Bayi berusia 9 bulan berinisial HW menderita dislokasi di kaki kanannya dan pendarahan pada bagian dalam telinga akibat dianiaya oleh pemilik daycare Wensen School, Meita Irianty.
Ayah korban, Arif Muammar Hidayat, mengaku khawatir anaknya mengalami cacat akibat perbuatan pelaku.

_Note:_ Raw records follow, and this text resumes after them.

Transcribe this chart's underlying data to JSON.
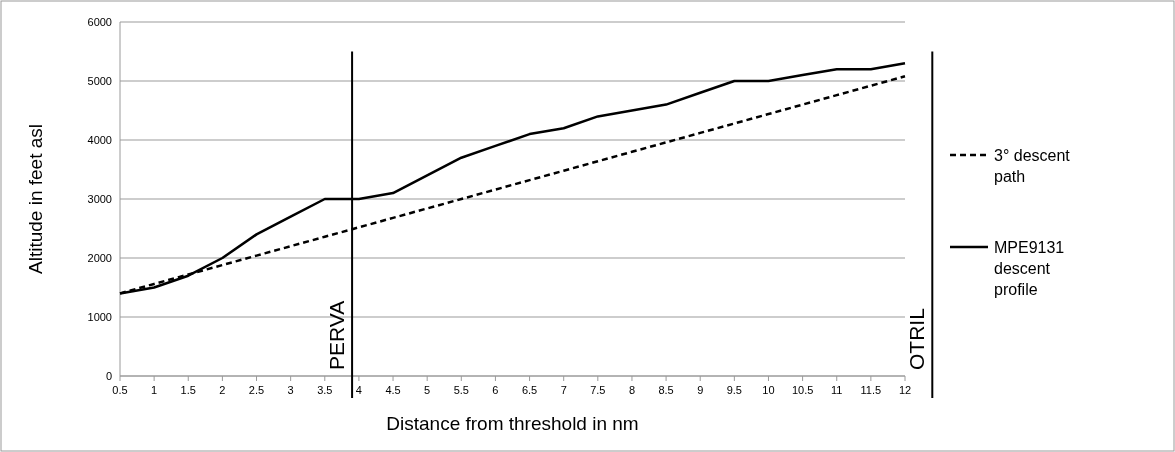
{
  "chart_data": {
    "type": "line",
    "xlabel": "Distance from threshold in nm",
    "ylabel": "Altitude in feet asl",
    "x": [
      0.5,
      1,
      1.5,
      2,
      2.5,
      3,
      3.5,
      4,
      4.5,
      5,
      5.5,
      6,
      6.5,
      7,
      7.5,
      8,
      8.5,
      9,
      9.5,
      10,
      10.5,
      11,
      11.5,
      12
    ],
    "xlim": [
      0.5,
      12
    ],
    "xticks": [
      0.5,
      1,
      1.5,
      2,
      2.5,
      3,
      3.5,
      4,
      4.5,
      5,
      5.5,
      6,
      6.5,
      7,
      7.5,
      8,
      8.5,
      9,
      9.5,
      10,
      10.5,
      11,
      11.5,
      12
    ],
    "ylim": [
      0,
      6000
    ],
    "yticks": [
      0,
      1000,
      2000,
      3000,
      4000,
      5000,
      6000
    ],
    "grid": "y",
    "legend": "right",
    "marker": "none",
    "series": [
      {
        "name": "3° descent path",
        "color": "#000000",
        "line_style": "dashed",
        "values": [
          1400,
          1560,
          1720,
          1880,
          2040,
          2200,
          2360,
          2520,
          2680,
          2840,
          3000,
          3160,
          3320,
          3480,
          3640,
          3800,
          3960,
          4120,
          4280,
          4440,
          4600,
          4760,
          4920,
          5080
        ]
      },
      {
        "name": "MPE9131 descent profile",
        "color": "#000000",
        "line_style": "solid",
        "values": [
          1400,
          1500,
          1700,
          2000,
          2400,
          2700,
          3000,
          3000,
          3100,
          3400,
          3700,
          3900,
          4100,
          4200,
          4400,
          4500,
          4600,
          4800,
          5000,
          5000,
          5100,
          5200,
          5200,
          5300
        ]
      }
    ],
    "ref_lines": [
      {
        "axis": "x",
        "value": 3.9,
        "label": "PERVA",
        "color": "#000000"
      },
      {
        "axis": "x",
        "value": 12.4,
        "label": "OTRIL",
        "color": "#000000"
      }
    ]
  }
}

"Saya nggak tahu ini nanti dapat cedera permanen atau tidak ini," kata dia ketika ditemui di Bareskrim Polri pada Kamis (1/8).
Arif memutuskan mendaftarkan anaknya di daycare itu usai mencari referensi di internet. Kebetulan, daycare itu pun dekat dengan rumahnya.
"Kita Google aja karena kebetulan dekat rumah," ucap dia.
Arif menambahkan, dirinya membayar uang pangkal senilai Rp 2,5 juta. Terdapat berbagai fasilitas yang ditawarkan seperti pelatihan sensorik hingga mentorik.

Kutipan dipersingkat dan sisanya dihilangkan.